1. Amount of judgment or settlement awarded to (against) the entity in respect of litigation__ which will be fully absorbed by the Company's insurance carrier
2. Income derived from investments and income not otherwise specified in the income statement. Interest income represents earnings which reflect the time value of money or transactions in which the payments are for the use or forbearance of money. Dividend income represents a distribution of earnings to shareholders by investee companies
3. Food__ beverage__ racing and other revenue includes revenue from food and beverage sales__ racing revenue earned from pari-mutuel wagering on live harness racing and simulcast signals from other tracks and miscellaneous income

In [11]:
search_functions(recipe_df, "Amount of judgment or settlement awarded to (against) the entity in respect of litigation__ which will be fully absorbed by the Company's insurance carrier")
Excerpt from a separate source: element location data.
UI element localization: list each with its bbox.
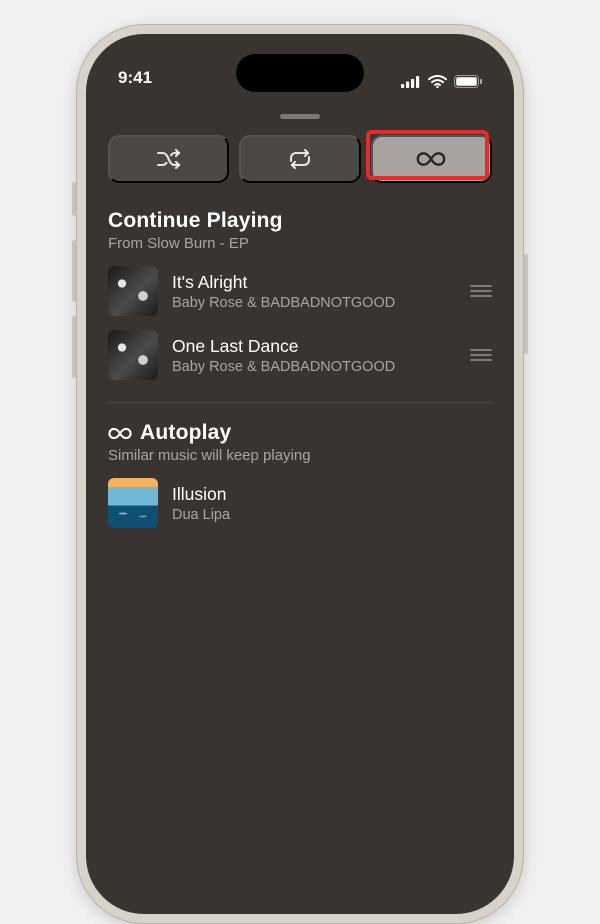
status-indicators (401, 75, 482, 88)
shuffle-button[interactable] (108, 135, 229, 183)
side-button-power (524, 254, 528, 354)
section-title: Continue Playing (108, 209, 492, 233)
track-text: One Last Dance Baby Rose & BADBADNOTGOOD (172, 336, 456, 375)
side-button-silence (72, 182, 76, 216)
track-row[interactable]: Illusion Dua Lipa (108, 478, 492, 528)
track-title: It's Alright (172, 272, 456, 293)
section-subtitle: Similar music will keep playing (108, 447, 492, 464)
section-title: Autoplay (140, 421, 231, 445)
side-button-vol-down (72, 316, 76, 378)
track-text: It's Alright Baby Rose & BADBADNOTGOOD (172, 272, 456, 311)
continue-playing-section: Continue Playing From Slow Burn - EP It'… (108, 209, 492, 380)
track-row[interactable]: It's Alright Baby Rose & BADBADNOTGOOD (108, 266, 492, 316)
repeat-icon (287, 149, 313, 169)
track-title: Illusion (172, 484, 492, 505)
track-text: Illusion Dua Lipa (172, 484, 492, 523)
section-subtitle: From Slow Burn - EP (108, 235, 492, 252)
autoplay-section: Autoplay Similar music will keep playing… (108, 421, 492, 528)
track-artist: Baby Rose & BADBADNOTGOOD (172, 295, 456, 311)
battery-icon (454, 75, 482, 88)
infinity-icon (108, 427, 132, 440)
track-row[interactable]: One Last Dance Baby Rose & BADBADNOTGOOD (108, 330, 492, 380)
queue-sheet: Continue Playing From Slow Burn - EP It'… (86, 114, 514, 528)
album-art (108, 266, 158, 316)
iphone-frame: 9:41 (76, 24, 524, 924)
track-artist: Dua Lipa (172, 507, 492, 523)
reorder-handle-icon[interactable] (470, 285, 492, 297)
side-button-vol-up (72, 240, 76, 302)
playback-controls-row (108, 135, 492, 183)
reorder-handle-icon[interactable] (470, 349, 492, 361)
cellular-icon (401, 76, 421, 88)
infinity-icon (416, 151, 446, 167)
repeat-button[interactable] (239, 135, 360, 183)
album-art (108, 478, 158, 528)
screen: 9:41 (86, 34, 514, 914)
autoplay-button[interactable] (371, 135, 492, 183)
track-title: One Last Dance (172, 336, 456, 357)
album-art (108, 330, 158, 380)
section-divider (108, 402, 492, 403)
status-time: 9:41 (118, 68, 152, 88)
wifi-icon (428, 75, 447, 88)
track-artist: Baby Rose & BADBADNOTGOOD (172, 359, 456, 375)
dynamic-island (236, 54, 364, 92)
shuffle-icon (156, 149, 182, 169)
sheet-grabber[interactable] (280, 114, 320, 119)
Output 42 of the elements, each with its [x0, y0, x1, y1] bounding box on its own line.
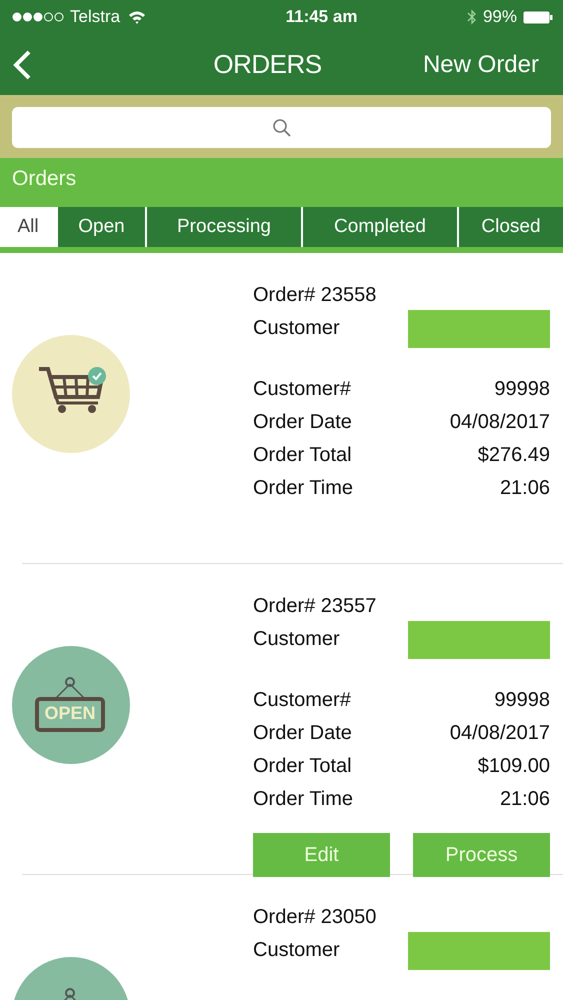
order-number: Order# 23050 [253, 906, 376, 929]
field-label: Order Time [253, 788, 354, 811]
field-label: Order Total [253, 755, 352, 778]
customer-label: Customer [253, 628, 340, 651]
filter-tab[interactable]: Completed [301, 207, 457, 247]
field-value: 21:06 [500, 788, 550, 811]
field-value: 04/08/2017 [450, 411, 550, 434]
field-value: 99998 [494, 378, 550, 401]
filter-tab[interactable]: Processing [145, 207, 301, 247]
field-value: $276.49 [478, 444, 550, 467]
bluetooth-icon [466, 8, 477, 26]
back-icon[interactable] [12, 48, 32, 80]
clock-time: 11:45 am [284, 7, 358, 27]
search-field[interactable] [12, 107, 551, 148]
order-number: Order# 23557 [253, 595, 376, 618]
field-label: Order Time [253, 477, 354, 500]
customer-label: Customer [253, 939, 340, 962]
field-value: 99998 [494, 689, 550, 712]
battery-icon [522, 10, 553, 24]
battery-percent: 99% [482, 7, 517, 27]
filter-tab[interactable]: Closed [457, 207, 563, 247]
order-number: Order# 23558 [253, 284, 376, 307]
field-label: Order Date [253, 411, 352, 434]
filter-tab[interactable]: Open [56, 207, 145, 247]
field-value: 04/08/2017 [450, 722, 550, 745]
field-label: Order Total [253, 444, 352, 467]
field-label: Customer# [253, 689, 351, 712]
screen-title: ORDERS [212, 49, 323, 80]
field-label: Customer# [253, 378, 351, 401]
hanging-sign-icon: OPEN [12, 646, 130, 764]
section-header: Orders [0, 158, 563, 203]
filter-tab[interactable]: All [0, 207, 56, 247]
wifi-icon [128, 10, 146, 24]
field-label: Order Date [253, 722, 352, 745]
carrier-name: Telstra [70, 7, 120, 27]
field-value: $109.00 [478, 755, 550, 778]
search-icon [272, 118, 292, 138]
customer-label: Customer [253, 317, 340, 340]
new-order-button[interactable]: New Order [422, 50, 539, 78]
signal-icon [12, 12, 64, 22]
shopping-cart-icon [12, 335, 130, 453]
field-value: 21:06 [500, 477, 550, 500]
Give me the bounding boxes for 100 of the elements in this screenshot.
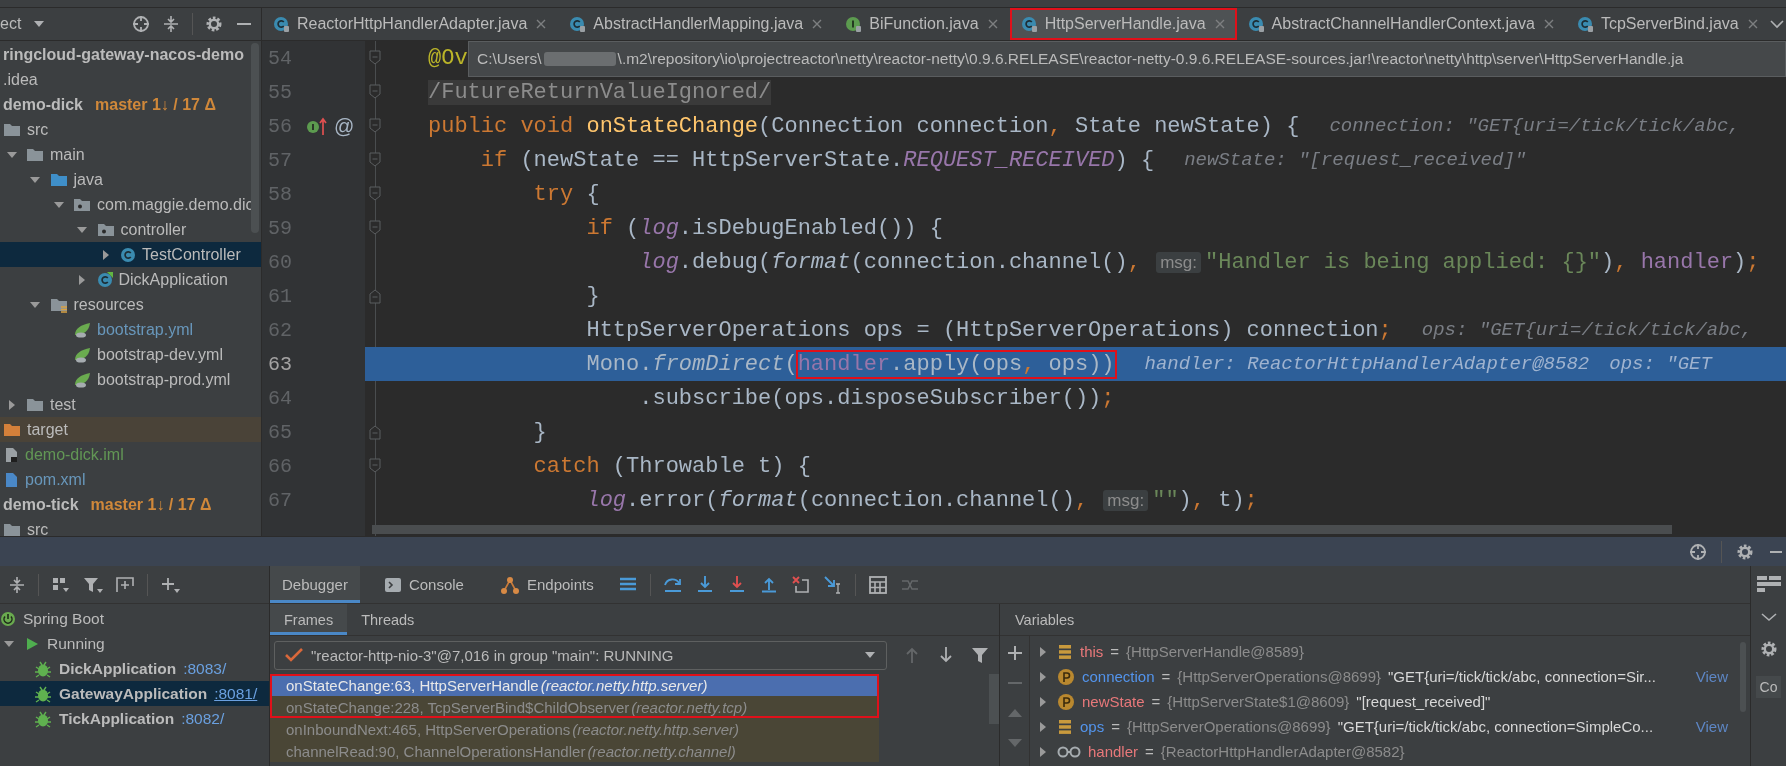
- cross-icon[interactable]: [790, 574, 811, 595]
- group-icon[interactable]: [51, 575, 71, 594]
- service-item[interactable]: Running: [0, 631, 269, 656]
- settings-icon[interactable]: [1736, 542, 1754, 561]
- tree-item[interactable]: ringcloud-gateway-nacos-demo: [0, 42, 261, 67]
- crosshair-icon[interactable]: [132, 15, 150, 33]
- crosshair-icon[interactable]: [1689, 542, 1707, 561]
- tree-item[interactable]: bootstrap.yml: [0, 317, 261, 342]
- stack-frame[interactable]: channelRead:90, ChannelOperationsHandler(reactor.netty.channel): [270, 740, 879, 762]
- chevron-icon[interactable]: [1760, 612, 1777, 622]
- fold-marker-icon[interactable]: [368, 220, 382, 236]
- close-icon[interactable]: [986, 18, 999, 30]
- fold-marker-icon[interactable]: [368, 424, 382, 440]
- tree-item[interactable]: test: [0, 392, 261, 417]
- tree-item[interactable]: java: [0, 167, 261, 192]
- port-link[interactable]: :8081/: [214, 684, 258, 703]
- service-item[interactable]: GatewayApplication :8081/: [0, 681, 269, 706]
- check-icon: [285, 647, 303, 663]
- scrollbar[interactable]: [989, 674, 999, 724]
- fold-marker-icon[interactable]: [368, 84, 382, 100]
- fold-marker-icon[interactable]: [368, 186, 382, 202]
- tree-item[interactable]: demo-dick master 1↓ / 17 Δ: [0, 92, 261, 117]
- tree-item[interactable]: resources: [0, 292, 261, 317]
- tree-item[interactable]: src: [0, 517, 261, 536]
- add-frame-icon[interactable]: [115, 575, 135, 594]
- editor-tab[interactable]: ReactorHttpHandlerAdapter.java: [262, 8, 559, 40]
- editor-tab[interactable]: AbstractChannelHandlerContext.java: [1236, 8, 1566, 40]
- tree-item[interactable]: bootstrap-dev.yml: [0, 342, 261, 367]
- tree-item[interactable]: controller: [0, 217, 261, 242]
- scrollbar[interactable]: [372, 525, 1672, 534]
- chevron-icon[interactable]: [1769, 19, 1784, 29]
- editor-tab[interactable]: TcpServerBind.java: [1565, 8, 1770, 40]
- fold-marker-icon[interactable]: [368, 152, 382, 168]
- side-tab[interactable]: Co: [1755, 676, 1782, 698]
- close-icon[interactable]: [1542, 18, 1555, 30]
- debugger-tab[interactable]: Endpoints: [487, 566, 606, 603]
- tree-item[interactable]: demo-tick master 1↓ / 17 Δ: [0, 492, 261, 517]
- filter-icon[interactable]: [83, 575, 103, 594]
- stack-frame[interactable]: onStateChange:228, TcpServerBind$ChildObserver(reactor.netty.tcp): [270, 696, 879, 718]
- close-icon[interactable]: [1746, 18, 1759, 30]
- down-arrow-icon[interactable]: [937, 646, 955, 664]
- variable-name: handler: [1088, 743, 1139, 760]
- tree-item[interactable]: .idea: [0, 67, 261, 92]
- caret-icon[interactable]: [33, 20, 46, 28]
- collapse-icon[interactable]: [162, 15, 180, 33]
- settings-icon[interactable]: [205, 15, 223, 33]
- settings-icon[interactable]: [1759, 640, 1778, 658]
- editor-tab[interactable]: AbstractHandlerMapping.java: [558, 8, 835, 40]
- tree-item[interactable]: target: [0, 417, 261, 442]
- panel-tab[interactable]: Frames: [270, 604, 348, 635]
- folder-icon: [3, 121, 21, 138]
- equals-sign: =: [1151, 693, 1161, 710]
- inline-value: ops: "GET{uri=/tick/tick/abc,: [1421, 319, 1753, 341]
- equals-sign: =: [1161, 668, 1171, 685]
- tree-item[interactable]: src: [0, 117, 261, 142]
- collapse-icon[interactable]: [8, 575, 26, 594]
- service-item[interactable]: DickApplication :8083/: [0, 656, 269, 681]
- annotation-marker[interactable]: @: [334, 114, 355, 138]
- calculator-icon[interactable]: [867, 574, 888, 595]
- tree-item[interactable]: main: [0, 142, 261, 167]
- debugger-tab[interactable]: Console: [371, 566, 476, 603]
- panel-title[interactable]: ect: [0, 15, 22, 33]
- tree-item[interactable]: bootstrap-prod.yml: [0, 367, 261, 392]
- diagonal-arrow-icon[interactable]: [822, 574, 843, 595]
- fold-marker-icon[interactable]: [368, 458, 382, 474]
- fold-marker-icon[interactable]: [368, 118, 382, 134]
- port-link[interactable]: :8082/: [181, 709, 225, 728]
- caret-icon[interactable]: [864, 651, 876, 659]
- plus-icon[interactable]: [160, 575, 180, 594]
- tree-item[interactable]: pom.xml: [0, 467, 261, 492]
- panel-tab[interactable]: Threads: [347, 604, 429, 635]
- fold-marker-icon[interactable]: [368, 50, 382, 66]
- port-link[interactable]: :8083/: [183, 659, 227, 678]
- tree-item[interactable]: com.maggie.demo.dic: [0, 192, 261, 217]
- variable-type: {HttpServerOperations@8699}: [1126, 718, 1331, 735]
- line-number: 63: [267, 351, 293, 378]
- close-icon[interactable]: [811, 18, 824, 30]
- view-link[interactable]: View: [1695, 718, 1728, 735]
- tree-item[interactable]: TestController: [0, 242, 261, 267]
- service-item[interactable]: Spring Boot: [0, 606, 269, 631]
- filter-icon[interactable]: [971, 646, 989, 664]
- editor-tab[interactable]: HttpServerHandle.java: [1009, 8, 1237, 40]
- close-icon[interactable]: [1213, 18, 1226, 30]
- close-icon[interactable]: [535, 18, 548, 30]
- thread-dropdown[interactable]: "reactor-http-nio-3"@7,016 in group "main": RUNNING: [274, 640, 887, 670]
- play-icon: [24, 635, 40, 652]
- service-item[interactable]: TickApplication :8082/: [0, 706, 269, 731]
- stack-frame[interactable]: onStateChange:63, HttpServerHandle(reactor.netty.http.server): [270, 674, 879, 696]
- debugger-tab[interactable]: Debugger: [270, 566, 360, 603]
- layout-icon[interactable]: [1755, 574, 1782, 594]
- terminal-icon: [383, 576, 402, 593]
- plus-icon[interactable]: [1005, 644, 1024, 662]
- package-icon: [73, 196, 91, 213]
- tree-item[interactable]: DickApplication: [0, 267, 261, 292]
- tree-item[interactable]: demo-dick.iml: [0, 442, 261, 467]
- stack-frame[interactable]: onInboundNext:465, HttpServerOperations(reactor.netty.http.server): [270, 718, 879, 740]
- view-link[interactable]: View: [1695, 668, 1728, 685]
- interface-marker-icon[interactable]: [306, 116, 328, 136]
- editor-tab[interactable]: BiFunction.java: [834, 8, 1010, 40]
- fold-marker-icon[interactable]: [368, 288, 382, 304]
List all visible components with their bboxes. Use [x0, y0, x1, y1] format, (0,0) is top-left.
['us-gaap_LitigationSettlementAmount',
 'us-gaap_LitigationSettlementAmountAwardedFromOtherParty',
 'us-gaap_LitigationSettlementExpense',
 'us-gaap_PaymentsForLegalSettlements',
 'us-gaap_GainLossRelatedToLitigationSettlement']

In [12]:
search_functions(recipe_df, "Income derived from investments and income not otherwise specified in the income statement. Interest income represents earnings which reflect the time value of money or transactions in which the payments are for the use or forbearance of money. Dividend income represents a distribution of earnings to shareholders by investee companies")

['us-gaap_InvestmentIncomeInterestAndDividend',
 'us-gaap_OtherInterestAndDividendIncome',
 'us-gaap_InterestAndDividendIncomeOperating',
 'us-gaap_InvestmentIncomeDividend',
 'us-gaap_DividendIncomeOperating']

In [13]:
search_functions(recipe_df, "Food__ beverage__ racing and other revenue includes revenue from food and beverage sales__ racing revenue earned from pari-mutuel wagering on live harness racing and simulcast signals from other tracks and miscellaneous income")

['us-gaap_FoodAndBeverageRevenue']

This query also works for Names not previously in the dataset, since it is not a direct lookup. 

In [30]:
search_functions(recipe_df, "Money spent on restaurants and travel")

"You are free to create your own extension, there isn't a direct match!"

In [31]:
search_functions(recipe_df, "Equipment and software includes the cost of computer hardware and software__ and the cost of equipment used in the Company's operations")

['us-gaap_CapitalizedComputerSoftwareGross', 'us-gaap_PaymentsForSoftware']

### Qualitative Analysis
Sampling 500 "custom" ticker items and suggesting recipebook-approved SQNames

In [14]:
random_df = df[df.apply(lambda x: "us-gaap" not in x["SQName"], axis=1)].sample(500)
random_df["text"]  = random_df["SQName"].apply(lambda x: preprocess_sentence(camel_case_split(SQName(x).tag)))
random_df["Recipebook SQName"] = random_df["text"].apply(lambda x: search_functions(recipe_df, x, n=3))


In [16]:
PATH_TO_SAMPLE_XLSX = "data/sqname_suggestions_sample.xlsx"
random_df.to_excel(PATH_TO_SAMPLE_XLSX, index=False)

### Conclusion
The predictions for **Recipebook SQName** are in the _us-gaap_ namespace. They are filtered by a minimum of 0.8 similarity. If the list turns out to be empty, it might indicate that there are no obvious matches from the recipebook, and it could be considered a **valid** or an **appropriate** Extension.